Let's visualize some key statistics across all audio files.

In [None]:
# Plot key statistics
fig, axes = plt.subplots(2, 2, figsize=(14, 10))

# Duration
summary_df['Duration (s)'].plot(kind='bar', ax=axes[0, 0])
axes[0, 0].set_title('Duration (s)')
axes[0, 0].set_ylabel('Seconds')
axes[0, 0].tick_params(axis='x', rotation=45)

# RMS
summary_df['RMS'].plot(kind='bar', ax=axes[0, 1])
axes[0, 1].set_title('RMS Amplitude')
axes[0, 1].tick_params(axis='x', rotation=45)

# Spectral Centroid
summary_df['Spectral Centroid (Hz)'].plot(kind='bar', ax=axes[1, 0])
axes[1, 0].set_title('Spectral Centroid (Hz)')
axes[1, 0].set_ylabel('Frequency (Hz)')
axes[1, 0].tick_params(axis='x', rotation=45)

# Mean Pitch
summary_df['Mean Pitch (Hz)'].plot(kind='bar', ax=axes[1, 1])
axes[1, 1].set_title('Mean Pitch (Hz)')
axes[1, 1].set_ylabel('Frequency (Hz)')
axes[1, 1].tick_params(axis='x', rotation=45)

plt.tight_layout()
plt.show()

## 12. Using the analyze_directory Function

Let's use the analyze_directory function to perform a comprehensive analysis of all audio files in a directory.

In [None]:
# Define output directory for results
output_dir = "../data/speech2text/eda_results"
os.makedirs(output_dir, exist_ok=True)

# Perform comprehensive analysis of all audio files in the directory
results = analyze_directory(
    audio_dir,
    output_dir=output_dir,
    normalize=True,
    remove_silence=False
)

print(f"Analysis completed.
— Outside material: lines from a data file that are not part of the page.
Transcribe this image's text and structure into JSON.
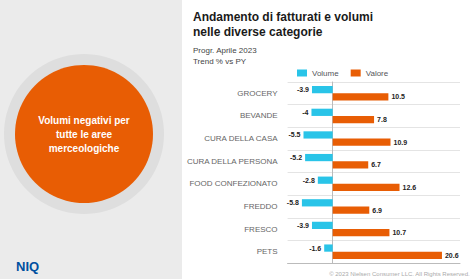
{
  "chart_data": {
    "type": "bar",
    "orientation": "horizontal",
    "title": "Andamento di fatturati e volumi\nnelle diverse categorie",
    "subtitle": "Progr. Aprile 2023\nTrend % vs PY",
    "annotations": [
      "Volumi negativi per\ntutte le aree\nmerceologiche",
      "NIQ",
      "© 2023 Nielsen Consumer LLC. All Rights Reserved."
    ],
    "categories": [
      "GROCERY",
      "BEVANDE",
      "CURA DELLA CASA",
      "CURA DELLA PERSONA",
      "FOOD CONFEZIONATO",
      "FREDDO",
      "FRESCO",
      "PETS"
    ],
    "series": [
      {
        "name": "Volume",
        "color": "#29C4E8",
        "values": [
          -3.9,
          -4.0,
          -5.5,
          -5.2,
          -2.8,
          -5.8,
          -3.9,
          -1.6
        ]
      },
      {
        "name": "Valore",
        "color": "#E85D04",
        "values": [
          10.5,
          7.8,
          10.9,
          6.7,
          12.6,
          6.9,
          10.7,
          20.6
        ]
      }
    ],
    "xlim": [
      -8.5,
      24
    ],
    "tick_labels": "y",
    "grid": true,
    "legend": "top",
    "data_labels": true
  }
}
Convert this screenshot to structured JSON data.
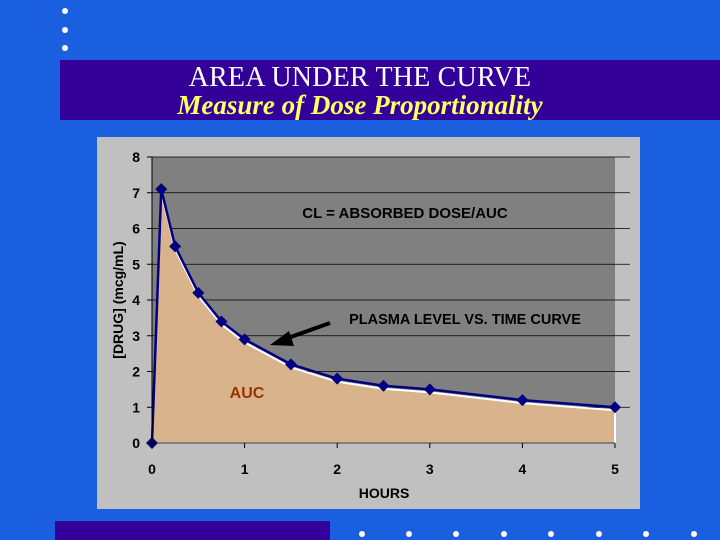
{
  "slide": {
    "title": "AREA UNDER THE CURVE",
    "subtitle": "Measure of Dose Proportionality",
    "colors": {
      "background": "#1a5fe0",
      "band": "#330099",
      "subtitle": "#ffff66"
    }
  },
  "chart_data": {
    "type": "area",
    "xlabel": "HOURS",
    "ylabel": "[DRUG] (mcg/mL)",
    "xlim": [
      0,
      5
    ],
    "ylim": [
      0,
      8
    ],
    "xticks": [
      "0",
      "1",
      "2",
      "3",
      "4",
      "5"
    ],
    "yticks": [
      "0",
      "1",
      "2",
      "3",
      "4",
      "5",
      "6",
      "7",
      "8"
    ],
    "grid": "horizontal",
    "series": [
      {
        "x": [
          0,
          0.1,
          0.25,
          0.5,
          0.75,
          1.0,
          1.5,
          2.0,
          2.5,
          3.0,
          4.0,
          5.0
        ],
        "y": [
          0,
          7.1,
          5.5,
          4.2,
          3.4,
          2.9,
          2.2,
          1.8,
          1.6,
          1.5,
          1.2,
          1.0
        ]
      }
    ],
    "annotations": {
      "equation": "CL = ABSORBED DOSE/AUC",
      "curve_label": "PLASMA LEVEL VS. TIME CURVE",
      "area_label": "AUC"
    },
    "colors": {
      "area": "#d9b38c",
      "line": "#000080",
      "plot_bg": "#808080",
      "frame": "#c0c0c0",
      "auc_text": "#993300"
    }
  }
}
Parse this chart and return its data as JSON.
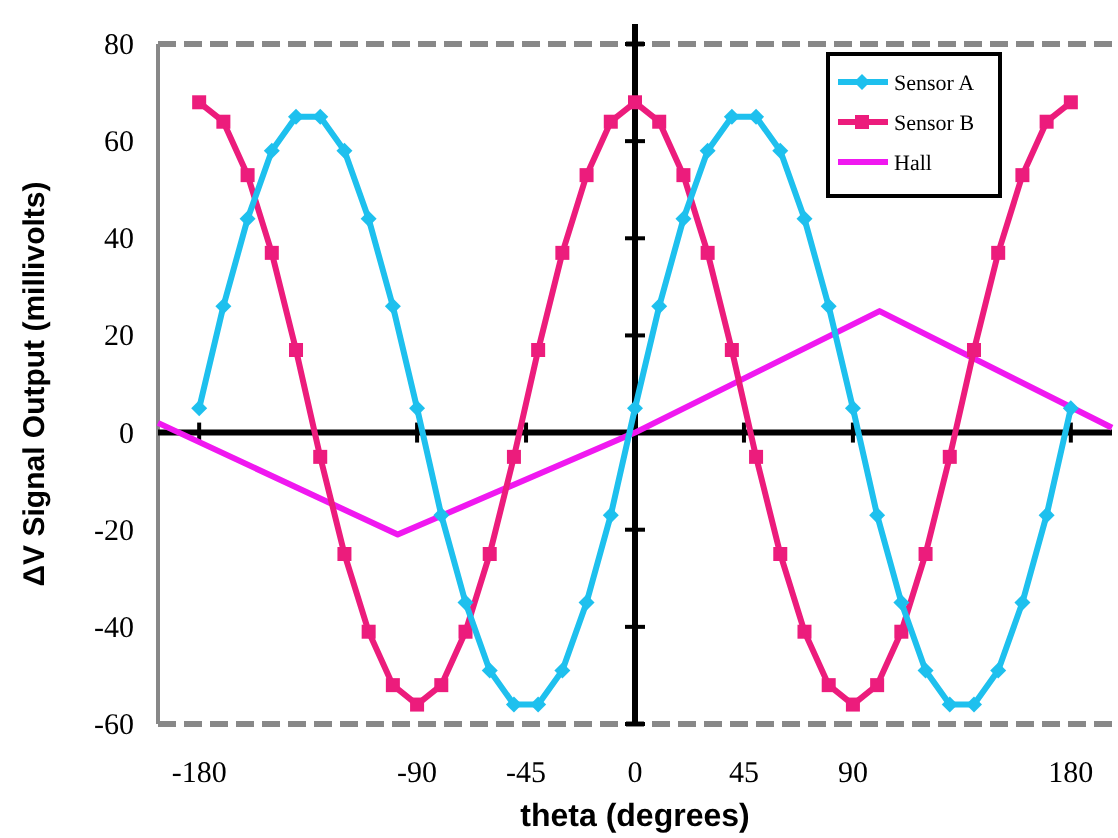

Results saved to {output_dir}")

## Conclusion

In this notebook, we've performed a comprehensive batch analysis of multiple audio files using the CTC-SpeechRefinement package. We've explored various techniques for analyzing a collection of audio files, comparing their characteristics, and generating summary reports. This approach is useful for understanding the overall characteristics of a dataset, identifying outliers, and ensuring consistency across multiple recordings.